縷々のつぶやき

昭和11年創業!岩喜蓄音機店の3代目店主。現在は、LURU MUSICとして、CDショップ、音楽ホール、音楽制作、音楽イベントなどの企画運営を通じて、地域から世界を楽しくすることを日々楽しんでいます。旧:演歌商店のつぶやき。

生まれ変わったホールの響きを バイノーラル配信で

とらふすクラシック・201
生まれ変わったホールの響きを
       バイノーラル配信で
          LURU HALL 支配人 田口雄基
本コラム、とらふすクラシックの200回記念となるコンサートは、音響改修を経て生まれ変わったMah!和歌山県立図書館(メディア・アート・ホール)で4月17日(注)午後2時より行われます。

先日、関係者向けの試奏の現場に立ち会わせていただいたところ、ピアノの一音目から、その響きはもう全く別物へと変貌を遂げており、驚きと共に興奮を覚えました。
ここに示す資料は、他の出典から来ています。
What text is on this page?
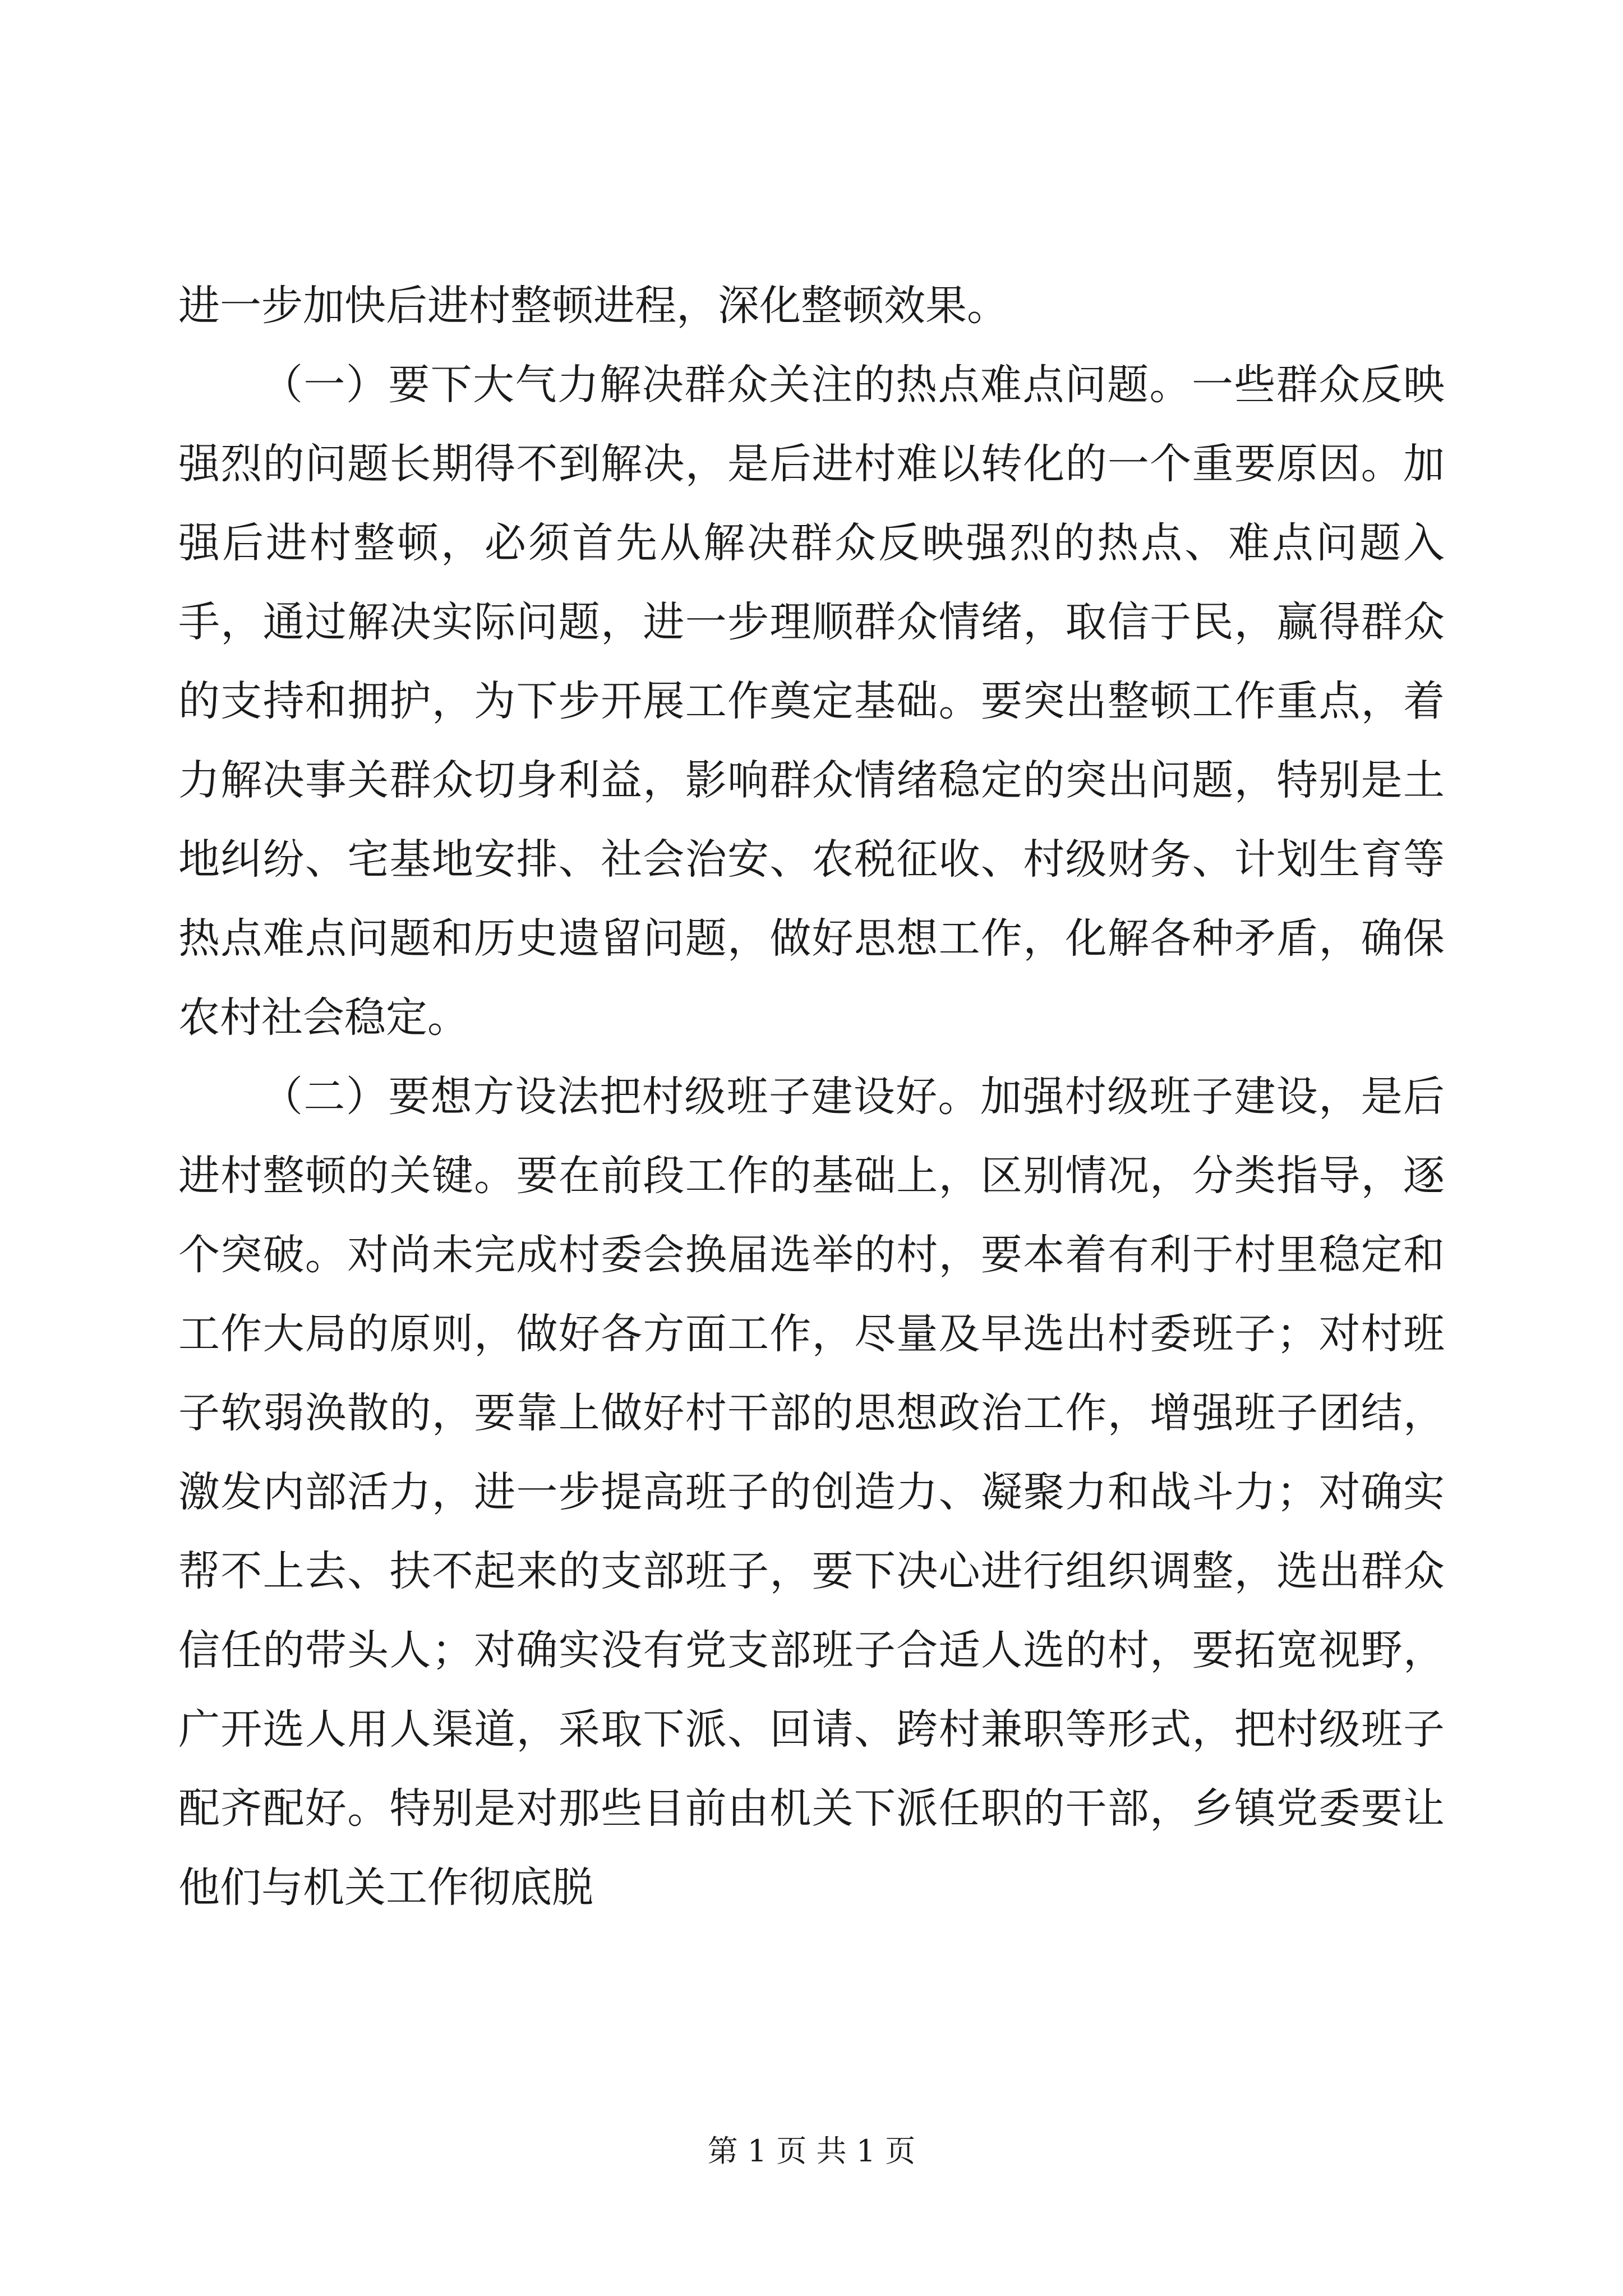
进一步加快后进村整顿进程，深化整顿效果。

（一）要下大气力解决群众关注的热点难点问题。一些群众反映强烈的问题长期得不到解决，是后进村难以转化的一个重要原因。加强后进村整顿，必须首先从解决群众反映强烈的热点、难点问题入手，通过解决实际问题，进一步理顺群众情绪，取信于民，赢得群众的支持和拥护，为下步开展工作奠定基础。要突出整顿工作重点，着力解决事关群众切身利益，影响群众情绪稳定的突出问题，特别是土地纠纷、宅基地安排、社会治安、农税征收、村级财务、计划生育等热点难点问题和历史遗留问题，做好思想工作，化解各种矛盾，确保农村社会稳定。

（二）要想方设法把村级班子建设好。加强村级班子建设，是后进村整顿的关键。要在前段工作的基础上，区别情况，分类指导，逐个突破。对尚未完成村委会换届选举的村，要本着有利于村里稳定和工作大局的原则，做好各方面工作，尽量及早选出村委班子；对村班子软弱涣散的，要靠上做好村干部的思想政治工作，增强班子团结，激发内部活力，进一步提高班子的创造力、凝聚力和战斗力；对确实帮不上去、扶不起来的支部班子，要下决心进行组织调整，选出群众信任的带头人；对确实没有党支部班子合适人选的村，要拓宽视野，广开选人用人渠道，采取下派、回请、跨村兼职等形式，把村级班子配齐配好。特别是对那些目前由机关下派任职的干部，乡镇党委要让他们与机关工作彻底脱

第 1 页 共 1 页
その音の輪郭はより鮮明に、音像は透明感と存在感を増し、大きな波のあとのさざ波の様に、華やかな余韻で残響が美しく縁取られているかのようです。

生の音楽の魅力は、一期一会の素晴らしい時空と感動を沢山の人と共有できる喜びにあると信じています。昨年からの生活様式の劇的な変化によって、音楽シーンは大きく変貌を遂げました。ライブ配信も様々な方法が模索されながら、配信ならではの楽しみ方を提供するメディアへと進化を続けています。会場のキャパシティーを超えて、沢山の人にライブを届けられるライブ配信という方法は、きっとこの先も続いていくのでしょう。そういった流れの中で、生ならではの「一体感」への希求は益々高まっているように感じます。
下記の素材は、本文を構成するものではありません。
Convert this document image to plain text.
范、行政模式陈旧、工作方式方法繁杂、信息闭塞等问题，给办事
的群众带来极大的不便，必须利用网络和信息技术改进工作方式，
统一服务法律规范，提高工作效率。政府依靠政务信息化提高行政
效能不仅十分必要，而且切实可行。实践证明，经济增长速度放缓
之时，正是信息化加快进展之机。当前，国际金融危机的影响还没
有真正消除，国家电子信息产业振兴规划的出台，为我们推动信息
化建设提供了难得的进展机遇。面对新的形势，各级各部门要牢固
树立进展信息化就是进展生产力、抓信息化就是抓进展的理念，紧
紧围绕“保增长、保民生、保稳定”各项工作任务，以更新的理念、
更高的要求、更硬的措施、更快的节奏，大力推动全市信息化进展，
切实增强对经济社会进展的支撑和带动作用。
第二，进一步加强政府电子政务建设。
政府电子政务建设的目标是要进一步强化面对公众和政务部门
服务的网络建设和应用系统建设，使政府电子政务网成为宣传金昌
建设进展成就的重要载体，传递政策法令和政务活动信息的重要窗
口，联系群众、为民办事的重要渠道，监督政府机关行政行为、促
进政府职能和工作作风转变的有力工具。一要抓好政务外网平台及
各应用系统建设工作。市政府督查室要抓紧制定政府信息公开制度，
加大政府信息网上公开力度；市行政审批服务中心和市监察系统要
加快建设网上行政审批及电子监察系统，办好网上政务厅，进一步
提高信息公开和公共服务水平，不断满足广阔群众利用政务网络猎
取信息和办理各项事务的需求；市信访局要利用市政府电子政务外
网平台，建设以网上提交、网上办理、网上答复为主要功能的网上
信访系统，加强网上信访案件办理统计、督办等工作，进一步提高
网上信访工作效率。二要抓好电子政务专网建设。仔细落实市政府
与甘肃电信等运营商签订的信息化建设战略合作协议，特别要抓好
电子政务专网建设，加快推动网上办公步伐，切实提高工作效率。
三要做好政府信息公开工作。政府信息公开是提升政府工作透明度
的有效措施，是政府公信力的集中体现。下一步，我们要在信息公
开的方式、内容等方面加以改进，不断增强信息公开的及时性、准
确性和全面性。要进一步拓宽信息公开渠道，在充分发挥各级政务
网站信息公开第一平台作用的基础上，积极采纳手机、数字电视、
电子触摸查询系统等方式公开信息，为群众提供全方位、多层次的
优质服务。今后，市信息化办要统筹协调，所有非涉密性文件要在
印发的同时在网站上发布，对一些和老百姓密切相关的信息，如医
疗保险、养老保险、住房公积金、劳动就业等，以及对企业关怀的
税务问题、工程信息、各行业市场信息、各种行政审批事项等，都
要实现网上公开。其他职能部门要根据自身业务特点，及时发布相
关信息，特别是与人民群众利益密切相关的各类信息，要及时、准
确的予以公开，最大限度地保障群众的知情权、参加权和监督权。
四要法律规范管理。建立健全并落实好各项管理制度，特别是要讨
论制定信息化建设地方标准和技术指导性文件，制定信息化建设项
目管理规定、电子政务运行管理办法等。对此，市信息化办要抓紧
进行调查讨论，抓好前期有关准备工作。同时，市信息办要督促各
今回のコンサート当日のライブ配信は、人の頭の形をした特殊なマイク(写真)で収録する「バイノーラル録音」という方法で放送されます。「バイノーラル録音」は、空間と演奏が不可分に結びついた、時空そのものを一つの音楽体験としてお届けする録音方法のひとつです。このマイクは人と同じように、無意識で感じている繊細な空間の響きまで余すところなく全方向立体的かつ有機的に収音してくれます。コンサート会場の響きを特等席で聴く音そのままに、ご自宅に居ながら素晴らしい臨場感でコンサートお楽しみいただけます。申込&詳細は、QRコードをご覧ください。(注:編者)前回のコラムの4月25日は、誤りでお詫びして訂正いたします。また、会場予約は満席、配信のみお申込みができます。

田口雄基 プロフィール
1986年、岐阜県生まれ。MUSIC ENGINEER、空間録音家。2012年より、音楽の新しいカタチ、バイノーラル録音で時空を超え、繋がる歓びを追求するANIMA ―魂を繋ぐ音― 主宰。